Historical population
| Census | Pop. | Note | %± |
| 2000 | 1,807 |  | — |
| 2010 | 2,005 |  | 11.0% |
| 2016 (est.) | 2,045 |  | 2.0% |
U.S. Decennial Census

==Geography==
The township is on the northern side of Cumberland County and is bordered to the north by Perry County; the county line follows the ridgecrest of Blue Mountain, the northern edge of the Cumberland Valley. The eastern border is Lower Frankford Township, sister township caused by the 1921 split of old Frankford Township. The twin townships' southern border with West Pennsboro Township was created in April 1795 by the County Court and follows Conodoguinet Creek, a tributary of the Susquehanna River. Lower Mifflin Township is the western border of Upper Frankford Township. The township includes the unincorporated community of Bloserville.

According to the United States Census Bureau, the township has a total area of 50.8 sqkm, of which 50.3 sqkm is land and 0.5 sqkm, or 0.95%, is water.

==Demographics==
As of the census of 2000, there were 1,807 people, 669 households, and 533 families residing in the township. The population density was 92.5 PD/sqmi.
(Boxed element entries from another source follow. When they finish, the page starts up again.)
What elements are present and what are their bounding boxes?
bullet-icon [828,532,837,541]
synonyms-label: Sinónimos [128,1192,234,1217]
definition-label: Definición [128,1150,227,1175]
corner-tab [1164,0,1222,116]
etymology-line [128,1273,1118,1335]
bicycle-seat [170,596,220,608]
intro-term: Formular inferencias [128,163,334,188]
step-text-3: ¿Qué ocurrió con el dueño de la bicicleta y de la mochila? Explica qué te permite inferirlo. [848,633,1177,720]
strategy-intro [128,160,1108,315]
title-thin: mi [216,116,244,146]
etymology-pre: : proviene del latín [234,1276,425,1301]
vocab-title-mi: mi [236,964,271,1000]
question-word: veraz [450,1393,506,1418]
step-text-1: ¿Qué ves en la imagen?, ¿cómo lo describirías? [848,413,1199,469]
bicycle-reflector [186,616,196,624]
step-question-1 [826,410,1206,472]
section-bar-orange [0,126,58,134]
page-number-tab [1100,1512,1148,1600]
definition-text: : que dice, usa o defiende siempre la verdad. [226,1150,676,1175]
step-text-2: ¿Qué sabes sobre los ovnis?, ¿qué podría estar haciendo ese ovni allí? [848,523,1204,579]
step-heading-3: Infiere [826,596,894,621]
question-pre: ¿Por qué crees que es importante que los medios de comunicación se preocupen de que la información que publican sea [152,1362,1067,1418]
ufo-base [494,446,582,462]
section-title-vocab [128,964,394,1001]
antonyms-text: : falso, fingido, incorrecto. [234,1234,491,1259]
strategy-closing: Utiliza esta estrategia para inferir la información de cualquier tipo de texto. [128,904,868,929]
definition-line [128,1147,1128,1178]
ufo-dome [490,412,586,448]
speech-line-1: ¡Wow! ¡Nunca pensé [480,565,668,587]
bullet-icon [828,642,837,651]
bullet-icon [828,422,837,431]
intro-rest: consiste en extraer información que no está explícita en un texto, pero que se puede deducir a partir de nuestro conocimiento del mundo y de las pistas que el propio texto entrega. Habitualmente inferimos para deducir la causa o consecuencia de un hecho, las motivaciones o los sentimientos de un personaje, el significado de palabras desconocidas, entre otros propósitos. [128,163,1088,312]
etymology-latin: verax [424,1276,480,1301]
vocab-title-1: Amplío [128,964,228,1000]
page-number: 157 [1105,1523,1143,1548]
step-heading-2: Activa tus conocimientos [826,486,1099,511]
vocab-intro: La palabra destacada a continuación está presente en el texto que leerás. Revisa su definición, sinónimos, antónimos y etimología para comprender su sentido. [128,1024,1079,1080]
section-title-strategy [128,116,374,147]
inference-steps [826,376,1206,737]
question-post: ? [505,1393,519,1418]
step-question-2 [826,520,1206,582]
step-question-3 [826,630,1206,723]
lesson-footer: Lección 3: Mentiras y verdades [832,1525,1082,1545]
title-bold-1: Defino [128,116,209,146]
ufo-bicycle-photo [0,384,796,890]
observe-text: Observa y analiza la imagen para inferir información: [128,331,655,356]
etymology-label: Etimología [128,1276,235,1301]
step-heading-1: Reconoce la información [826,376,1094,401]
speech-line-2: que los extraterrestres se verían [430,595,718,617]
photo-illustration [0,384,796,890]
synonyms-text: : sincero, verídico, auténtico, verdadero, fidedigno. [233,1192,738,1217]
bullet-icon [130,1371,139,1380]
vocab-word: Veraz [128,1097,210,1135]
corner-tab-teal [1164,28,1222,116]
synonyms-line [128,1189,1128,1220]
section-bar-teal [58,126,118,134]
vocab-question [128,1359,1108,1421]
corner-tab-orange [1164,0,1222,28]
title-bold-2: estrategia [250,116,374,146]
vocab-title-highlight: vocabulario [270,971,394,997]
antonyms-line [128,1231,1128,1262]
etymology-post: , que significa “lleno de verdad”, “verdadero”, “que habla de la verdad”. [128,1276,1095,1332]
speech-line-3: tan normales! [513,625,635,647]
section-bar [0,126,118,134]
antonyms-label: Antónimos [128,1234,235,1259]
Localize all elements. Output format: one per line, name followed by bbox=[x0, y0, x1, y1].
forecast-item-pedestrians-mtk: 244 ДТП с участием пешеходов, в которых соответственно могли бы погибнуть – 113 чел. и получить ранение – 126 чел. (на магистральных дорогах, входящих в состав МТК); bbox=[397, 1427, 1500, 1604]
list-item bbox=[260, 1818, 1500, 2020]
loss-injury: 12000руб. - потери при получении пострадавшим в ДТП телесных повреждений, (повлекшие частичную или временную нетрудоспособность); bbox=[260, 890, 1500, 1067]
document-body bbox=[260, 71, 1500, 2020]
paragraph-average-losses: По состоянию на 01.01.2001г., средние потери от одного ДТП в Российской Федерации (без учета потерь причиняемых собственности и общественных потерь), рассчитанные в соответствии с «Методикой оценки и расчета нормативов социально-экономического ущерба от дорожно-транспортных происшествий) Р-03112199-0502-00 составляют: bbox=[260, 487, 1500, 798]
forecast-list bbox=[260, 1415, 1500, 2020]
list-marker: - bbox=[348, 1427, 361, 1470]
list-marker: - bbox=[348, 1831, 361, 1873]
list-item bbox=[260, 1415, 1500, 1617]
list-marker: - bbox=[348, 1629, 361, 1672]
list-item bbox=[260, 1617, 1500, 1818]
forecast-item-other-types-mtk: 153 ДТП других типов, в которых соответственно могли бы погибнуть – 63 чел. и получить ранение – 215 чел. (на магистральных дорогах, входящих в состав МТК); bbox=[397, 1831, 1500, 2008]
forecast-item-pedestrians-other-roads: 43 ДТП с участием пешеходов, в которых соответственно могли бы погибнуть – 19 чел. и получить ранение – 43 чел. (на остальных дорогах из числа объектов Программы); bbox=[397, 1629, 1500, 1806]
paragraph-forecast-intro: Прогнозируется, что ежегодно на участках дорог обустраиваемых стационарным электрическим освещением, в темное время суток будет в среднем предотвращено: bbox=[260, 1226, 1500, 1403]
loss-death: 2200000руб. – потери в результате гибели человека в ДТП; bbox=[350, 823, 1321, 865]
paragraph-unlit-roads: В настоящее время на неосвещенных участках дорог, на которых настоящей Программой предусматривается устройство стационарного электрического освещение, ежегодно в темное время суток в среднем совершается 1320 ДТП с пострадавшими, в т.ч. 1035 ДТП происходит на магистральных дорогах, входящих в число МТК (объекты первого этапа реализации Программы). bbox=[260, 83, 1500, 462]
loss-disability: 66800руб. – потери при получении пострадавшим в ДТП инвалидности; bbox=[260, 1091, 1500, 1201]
There were 719 housing units at an average density of 36.8 /sqmi. The racial makeup of the township was 97.95% White, 0.50% African American, 0.11% Native American, 0.66% Asian, 0.22% from other races, and 0.55% from two or more races. Hispanic or Latino of any race were 0.33% of the population.

There were 669 households, out of which 36.8% had children under the age of 18 living with them, 67.0% were married couples living together, 7.5% had a female householder with no husband present, and 20.2% were non-families. 15.8% of all households were made up of individuals, and 4.8% had someone living alone who was 65 years of age or older. The average household size was 2.70 and the average family size was 2.99.

In the township the population was spread out, with 25.7% under the age of 18, 7.1% from 18 to 24, 32.8% from 25 to 44, 25.5% from 45 to 64, and 8.9% who were 65 years of age or older. The median age was 37 years. For every 100 females, there were 102.4 males. For every 100 females age 18 and over, there were 99.4 males.

The median income for a household in the township was $42,688, and the median income for a family was $45,764. Males had a median income of $34,097 versus $23,160 for females. The per capita income for the township was $16,819. About 5.1% of families and 6.2% of the population were below the poverty line, including 6.3% of those under age 18 and 8.8% of those age 65 or over.